Covid-19 has added a new horrible layer to the mix but all the stuff that’s made the reaction from the top-down such a failure has been building since Ronald Reagan.

The distrust of government, the systematic breakdown of public education, the race-baiting and blaming, the development of propaganda through Fox News, and right-wing talk radio. This is the logical result of all that.

These songs were written over the last few years. One of them, “While We Were Staring Into Our Palms,” was written after Philando Castile was murdered in his car by a police officer in 2016.

I watched the video, cried, and then started seeing comments from people saying he was to blame. That felt like a breaking point to me. He clearly did absolutely nothing wrong and it was there for everyone to see, plain as day.

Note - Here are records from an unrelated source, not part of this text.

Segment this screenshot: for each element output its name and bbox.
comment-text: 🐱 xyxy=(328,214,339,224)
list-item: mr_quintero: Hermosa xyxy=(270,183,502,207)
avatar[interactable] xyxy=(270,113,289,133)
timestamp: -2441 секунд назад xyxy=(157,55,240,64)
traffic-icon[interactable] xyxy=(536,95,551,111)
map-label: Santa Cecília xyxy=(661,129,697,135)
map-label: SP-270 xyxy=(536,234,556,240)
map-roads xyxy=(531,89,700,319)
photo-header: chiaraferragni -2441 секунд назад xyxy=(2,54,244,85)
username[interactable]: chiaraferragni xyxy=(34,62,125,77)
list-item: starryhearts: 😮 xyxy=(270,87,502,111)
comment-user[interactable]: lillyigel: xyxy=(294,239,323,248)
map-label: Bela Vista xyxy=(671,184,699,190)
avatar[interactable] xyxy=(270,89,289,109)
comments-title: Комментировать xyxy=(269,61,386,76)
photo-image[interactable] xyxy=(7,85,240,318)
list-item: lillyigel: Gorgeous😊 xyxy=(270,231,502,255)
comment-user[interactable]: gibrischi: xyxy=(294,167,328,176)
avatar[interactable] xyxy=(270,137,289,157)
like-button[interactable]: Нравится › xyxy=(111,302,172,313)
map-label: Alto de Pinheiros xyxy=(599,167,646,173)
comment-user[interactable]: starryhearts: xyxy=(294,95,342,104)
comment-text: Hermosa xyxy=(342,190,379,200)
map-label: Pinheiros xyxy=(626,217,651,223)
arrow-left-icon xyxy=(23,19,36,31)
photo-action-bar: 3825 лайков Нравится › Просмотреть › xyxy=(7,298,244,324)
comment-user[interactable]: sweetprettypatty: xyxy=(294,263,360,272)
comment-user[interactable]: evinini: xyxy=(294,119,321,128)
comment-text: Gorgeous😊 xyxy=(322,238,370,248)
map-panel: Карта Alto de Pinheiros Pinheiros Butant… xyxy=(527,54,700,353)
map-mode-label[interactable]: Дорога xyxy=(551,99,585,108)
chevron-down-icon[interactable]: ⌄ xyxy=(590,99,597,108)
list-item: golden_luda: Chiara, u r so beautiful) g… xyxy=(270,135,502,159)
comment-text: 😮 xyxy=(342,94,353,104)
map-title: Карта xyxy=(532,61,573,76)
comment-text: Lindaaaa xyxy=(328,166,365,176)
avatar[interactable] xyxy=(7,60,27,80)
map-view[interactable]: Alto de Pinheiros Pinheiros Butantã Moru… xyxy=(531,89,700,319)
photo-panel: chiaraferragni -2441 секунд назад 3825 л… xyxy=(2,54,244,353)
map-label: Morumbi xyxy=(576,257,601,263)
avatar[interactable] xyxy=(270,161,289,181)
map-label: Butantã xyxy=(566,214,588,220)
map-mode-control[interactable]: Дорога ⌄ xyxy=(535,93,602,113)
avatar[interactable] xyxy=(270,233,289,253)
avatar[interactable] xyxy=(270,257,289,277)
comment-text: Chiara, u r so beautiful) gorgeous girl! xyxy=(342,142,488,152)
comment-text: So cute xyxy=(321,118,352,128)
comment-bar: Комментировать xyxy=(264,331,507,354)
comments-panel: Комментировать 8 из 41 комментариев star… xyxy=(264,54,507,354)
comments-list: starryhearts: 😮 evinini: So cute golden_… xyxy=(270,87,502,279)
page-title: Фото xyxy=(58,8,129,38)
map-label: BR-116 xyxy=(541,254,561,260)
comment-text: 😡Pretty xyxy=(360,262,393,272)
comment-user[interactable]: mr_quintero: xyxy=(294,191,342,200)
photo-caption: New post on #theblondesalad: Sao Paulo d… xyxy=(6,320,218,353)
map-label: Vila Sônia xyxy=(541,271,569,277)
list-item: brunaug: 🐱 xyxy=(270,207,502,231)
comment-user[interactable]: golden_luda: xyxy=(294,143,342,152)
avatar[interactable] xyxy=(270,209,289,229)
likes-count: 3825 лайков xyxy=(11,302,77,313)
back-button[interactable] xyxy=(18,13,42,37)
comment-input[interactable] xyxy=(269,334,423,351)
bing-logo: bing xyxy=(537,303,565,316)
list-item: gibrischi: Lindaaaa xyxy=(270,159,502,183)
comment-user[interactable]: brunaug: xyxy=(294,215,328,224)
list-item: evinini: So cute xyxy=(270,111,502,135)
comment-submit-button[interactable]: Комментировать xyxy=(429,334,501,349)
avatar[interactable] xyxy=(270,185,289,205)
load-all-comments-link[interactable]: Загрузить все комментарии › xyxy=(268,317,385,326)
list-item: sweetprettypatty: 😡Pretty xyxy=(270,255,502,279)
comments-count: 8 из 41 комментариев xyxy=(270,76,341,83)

So, the song came out and it was about an ending. Some ideal of what America was or is or might have been was washed away. So the songs came from that place but also from a place of, “okay… what now?”

So the only thing I could see as a path forward was to really work on being more kind and more compassionate. So the song, “However Long It Takes,” came out of that thought.

And that’s where I am. I am so so happy that people are hearing the album and responding and that it seems to be a source of comfort or healing in some way right now. I love making music and singing and will continue to do that and I do intend to move through the time I have remaining with an intention to be more kind and filled with love. 


Steve Dawson, best known as the leader of Chicago band Dolly Varden, has been called “one of the most underrated songwriters in American music.” Dawson’s latest project is Funeral Bonsai Wedding, an expansive jazz-folk collaboration featuring some of Chicago’s finest free jazz musicians. The album, “Last Flight Out,” also featuring the Quartet Parapluie string quartet was released on May 8th. Dawson teaches songwriting at the Old Town School of Folk Music and he co-wrote a book on songwriting and the creative process with Mark Caro called, “Take It To The Bridge.” Originally from California, Dawson has called Chicago home for 30 years.